It is no secret that Hume’s Rhino Project on Buffalo Dream Ranch has been in dire financial straits for some time. This 6,600 ha Mauricedale Nature Estate is Hume’s last remaining asset. Previous attempts to sell the property for R400 million to raise money to support the rhino project have been unsuccessful.
The unabated, unbridled poaching of white rhino to sell their horns on the black market to feed the demand for this product in mostly the far eastern countries, put enormous pressure on the once-thriving southern white rhino population in South Africa. Both private rhino owners and national parks and reserves have fallen victim to ruthless poachers and syndicates that run a lucrative illegal trafficking operation between South Africa and countries where the demand for rhino horn remains very high.
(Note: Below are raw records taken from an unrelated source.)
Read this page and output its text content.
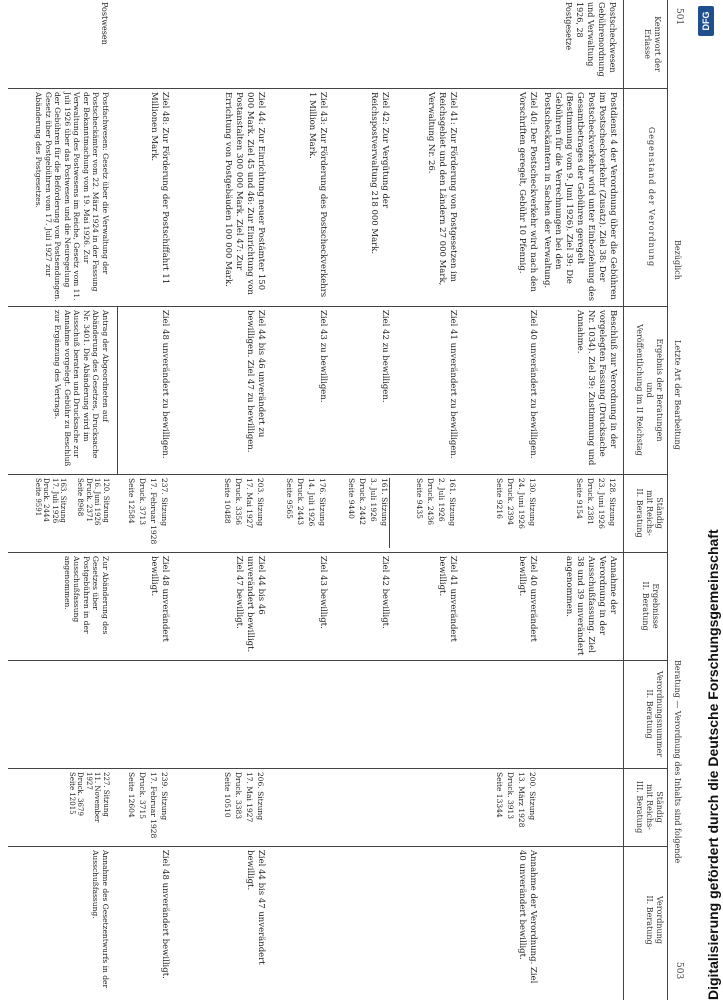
501
503
Bezüglich
Letzte Art der Bearbeitung
Beratung — Verordnung des Inhalts sind folgende
Kennwort der
Erlasse
Gegenstand der Verordnung
Ergebnis der Beratungen
und
Veröffentlichung im II Reichstag
Ständig
mit Reichs-
II. Beratung
Ergebnisse
II. Beratung
Verordnungsnummer
II. Beratung
Ständig
mit Reichs-
III. Beratung
Verordnung
II. Beratung
Postscheckwesen
Gebührenordnung
und Verwaltung
1926, 28
Postgesetze
Postdienst 4 der Verordnung über die Gebühren im Postscheckverkehr (Zusatz). Ziel 38: Der Postscheckverkehr wird unter Einbeziehung des Gesamtbetrages der Gebühren geregelt (Bestimmung vom 9. Juni 1926). Ziel 39: Die Gebühren für die Verrechnungen bei den Postscheckämtern in Sachen der Verwaltung.
Beschluß zur Verordnung in der vorgelegten Fassung (Drucksache Nr. 1034). Ziel 39: Zustimmung und Annahme.
128. Sitzung
23. Juni 1926
Druck. 2381
Seite 9154
Annahme der Verordnung in der Ausschußfassung. Ziel 38 und 39 unverändert angenommen.
Ziel 40: Der Postscheckverkehr wird nach den Vorschriften geregelt, Gebühr 10 Pfennig.
Ziel 40 unverändert zu bewilligen.
130. Sitzung
24. Juni 1926
Druck. 2394
Seite 9216
Ziel 40 unverändert bewilligt.
200. Sitzung
13. März 1928
Druck. 3913
Seite 13344
Annahme der Verordnung. Ziel 40 unverändert bewilligt.
Ziel 41: Zur Förderung von Postgesetzen im Reichsgebiet und den Ländern 27 000 Mark, Verwaltung Nr. 26.
Ziel 41 unverändert zu bewilligen.
161. Sitzung
2. Juli 1926
Druck. 2436
Seite 9435
Ziel 41 unverändert bewilligt.
Ziel 42: Zur Vergütung der Reichspostverwaltung 218 000 Mark.
Ziel 42 zu bewilligen.
161. Sitzung
3. Juli 1926
Druck. 2442
Seite 9440
Ziel 42 bewilligt.
Ziel 43: Zur Förderung des Postscheckverkehrs 1 Million Mark.
Ziel 43 zu bewilligen.
176. Sitzung
14. Juli 1926
Druck. 2443
Seite 9565
Ziel 43 bewilligt.
Ziel 44: Zur Einrichtung neuer Postämter 150 000 Mark. Ziel 45 und 46: Zur Einrichtung von Postanstalten 300 000 Mark. Ziel 47: Zur Errichtung von Postgebäuden 100 000 Mark.
Ziel 44 bis 46 unverändert zu bewilligen. Ziel 47 zu bewilligen.
203. Sitzung
17. Mai 1927
Druck. 3356
Seite 10488
Ziel 44 bis 46 unverändert bewilligt. Ziel 47 bewilligt.
206. Sitzung
17. Mai 1927
Druck. 3383
Seite 10510
Ziel 44 bis 47 unverändert bewilligt.
Ziel 48: Zur Förderung der Postschiffahrt 11 Millionen Mark.
Ziel 48 unverändert zu bewilligen.
237. Sitzung
17. Februar 1928
Druck. 3713
Seite 12584
Ziel 48 unverändert bewilligt.
239. Sitzung
17. Februar 1928
Druck. 3715
Seite 12604
Ziel 48 unverändert bewilligt.
Postwesen
Postfachwesen: Gesetz über die Verwaltung der Postscheckämter vom 22. März 1924 in der Fassung der Bekanntmachung vom 19. Mai 1926. Zur Verwaltung des Postwesens im Reiche, Gesetz vom 11. Juli 1926 über das Postwesen und die Neuregelung der Gebühren für die Beförderung von Postsendungen. Gesetz über Postgebühren vom 17. Juli 1927 zur Abänderung des Postgesetzes.
Antrag der Abgeordneten auf Abänderung des Gesetzes, Drucksache Nr. 3401. Die Abänderung wird im Ausschuß beraten und Drucksache zur Annahme vorgelegt. Gebühr zu Beschluß zur Ergänzung des Vertrags.
120. Sitzung
16. Juni 1926
Druck. 2371
Seite 8968

163. Sitzung
17. Juli 1926
Druck. 2444
Seite 9591
Zur Abänderung des Gesetzes über Postgebühren in der Ausschußfassung angenommen.
227. Sitzung
11. November 1927
Druck. 3679
Seite 12015
Annahme des Gesetzentwurfs in der Ausschußfassung.
DFG
Digitalisierung gefördert durch die Deutsche Forschungsgemeinschaft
“We are very proud to report that our rhino breeding project performed very well, and our herd has now grown to a staggering 1,732 southern white rhinos, despite having to sell a large number of animals to fund ongoing operations. We breed 200 Southern white rhino calves per year, and we have just celebrated 2 years and 5 months with no poaching. Even though this has come at a great expense for our security umbrella.
“Sadly, the lives of all of these rhinos remain in severe jeopardy due to the ever-deepening financial crisis we find ourselves in, as we remain unable to generate any sustainable means of income. Our appeal for alternative funding and/or investment from the world at large has to date proven entirely fruitless,” says Hume.
Features of Mauricedale Nature Estate
The 6,600 ha Mauricedale Nature Estate is located in Mpumalanga Province in South Africa and covers mountains, plains and typical Lowveld canopy, and a mere 15km from the Kruger National Park. The features are too many to list. Current improvements include a 76-bed luxury lodge; a main farmhouse and eight residential cottages; a hundred one ha private residential stands (rezoned but not yet developed); seasonal riverbeds and dams; 800km gravel road network; helipad; electricity infrastructure etc.
Zoning approval for two more lodges and the 100 residential homes have been granted. The property holds an exemption certificate to hunt, capture and sell game which provides a convincing business case when paired with the shooting range and abattoir facilities.
The estate is properly fenced and is home to a large variety of antelope that typically occur in the Kruger National Park. A 100ha breeding camp is situated in the middle of the farm, while a small mammal and bird park doubles as the main residence garden.